Signs your dog has worms are:

  • diarrhea
  • potbelly appearance
  • unexplained weight loss
  • poor skin/coat quality
  • adult worms in the stool
  • pink rice-like segments around their anus (in the case of tapeworms)

Worms are rarely serious unless the parasitic infection gets out of control. Monthly deworming is highly effective in preventing an infestation.

Hot Spots On Dogs

Dogs get allergies just like humans do. In some dogs, their allergies are severe enough that they develop oozing, painful sores on their body. They’re challenging to get rid of when they become large, so getting them treated as quickly as possible speeds up the treatment process.

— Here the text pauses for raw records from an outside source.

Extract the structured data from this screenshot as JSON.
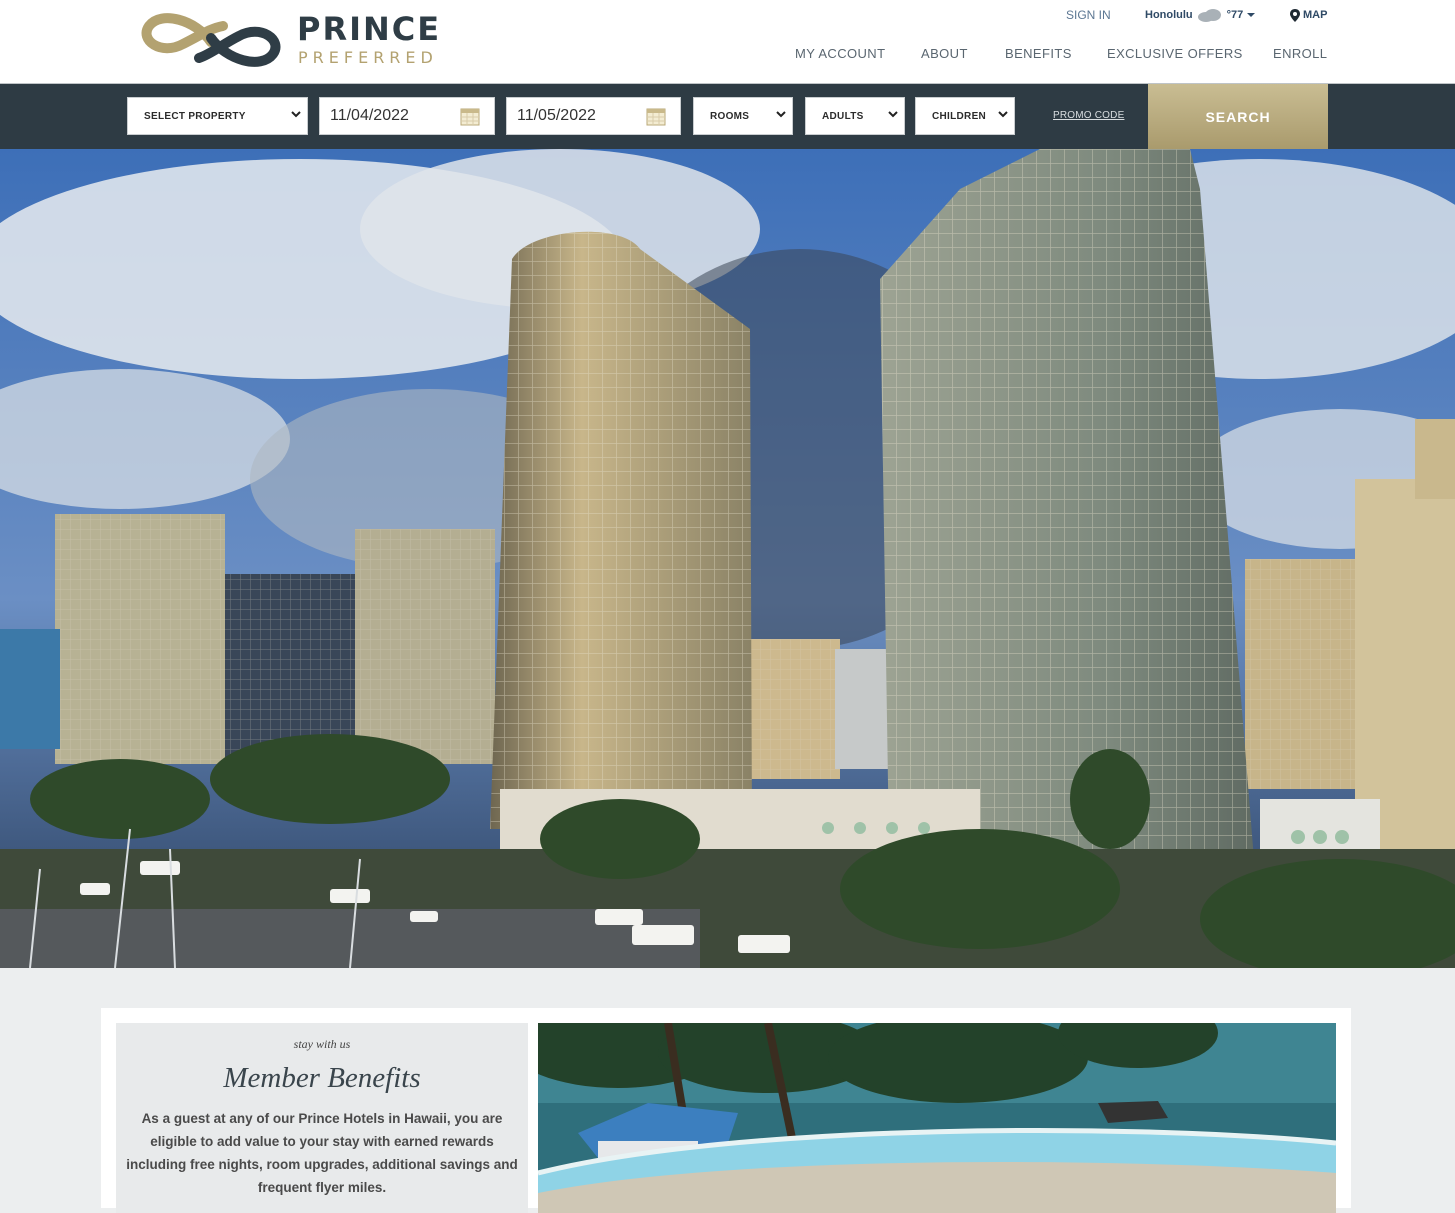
{
  "brand": {
    "line1": "PRINCE",
    "line2": "PREFERRED"
  },
  "utility": {
    "sign_in": "SIGN IN",
    "city": "Honolulu",
    "temperature": "°77",
    "map": "MAP"
  },
  "nav": {
    "my_account": "MY ACCOUNT",
    "about": "ABOUT",
    "benefits": "BENEFITS",
    "exclusive_offers": "EXCLUSIVE OFFERS",
    "enroll": "ENROLL"
  },
  "booking": {
    "property": "SELECT PROPERTY",
    "check_in": "11/04/2022",
    "check_out": "11/05/2022",
    "rooms": "ROOMS",
    "adults": "ADULTS",
    "children": "CHILDREN",
    "promo": "PROMO CODE",
    "search": "SEARCH"
  },
  "benefits": {
    "eyebrow": "stay with us",
    "title": "Member Benefits",
    "body": "As a guest at any of our Prince Hotels in Hawaii, you are eligible to add value to your stay with earned rewards including free nights, room upgrades, additional savings and frequent flyer miles."
  },
  "colors": {
    "navy": "#2e3b44",
    "gold": "#b3a270",
    "link": "#2f4a66"
  }
}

Hot spots typically appear as:

  • open, superficial wounds anywhere on the body
  • missing hair directly over the hot spot, but hair loss surrounding the area is common
  • obsessive licking and chewing the affected area

Treatment typically involves steroids (oral), antibiotics, and NSAIDs. Without treatment, the spots will get infected and last for months.

Dogs Can Get Kennel Cough

Kennel cough is a bacterial respiratory infection transmitted from dog to dog, and it’s seen mostly in kennels, daycares, and shelters. It’s not deadly or dangerous, but it will make your dog miserable. Signs are:

  • a dry, hacking cough that increases at night or with activity
  • a runny nose and/or eyes
  • lethargy
  • lack of appetite
  • ahistory of being boarded within the past 10-14 days

It is easily treatable with 10 to 14 days of antibiotics and anti-cough medications to keep them comfortable.There are hundreds of illnesses dogs can get, and like humans, they vary in severity.

Whenever you notice anything out of the ordinary with your dog, it’s better to play it safe and have them seen by their vet as quickly as possible. Your vet would rather see your dog for “nothing” than for you to wait until there is something to be concerned over.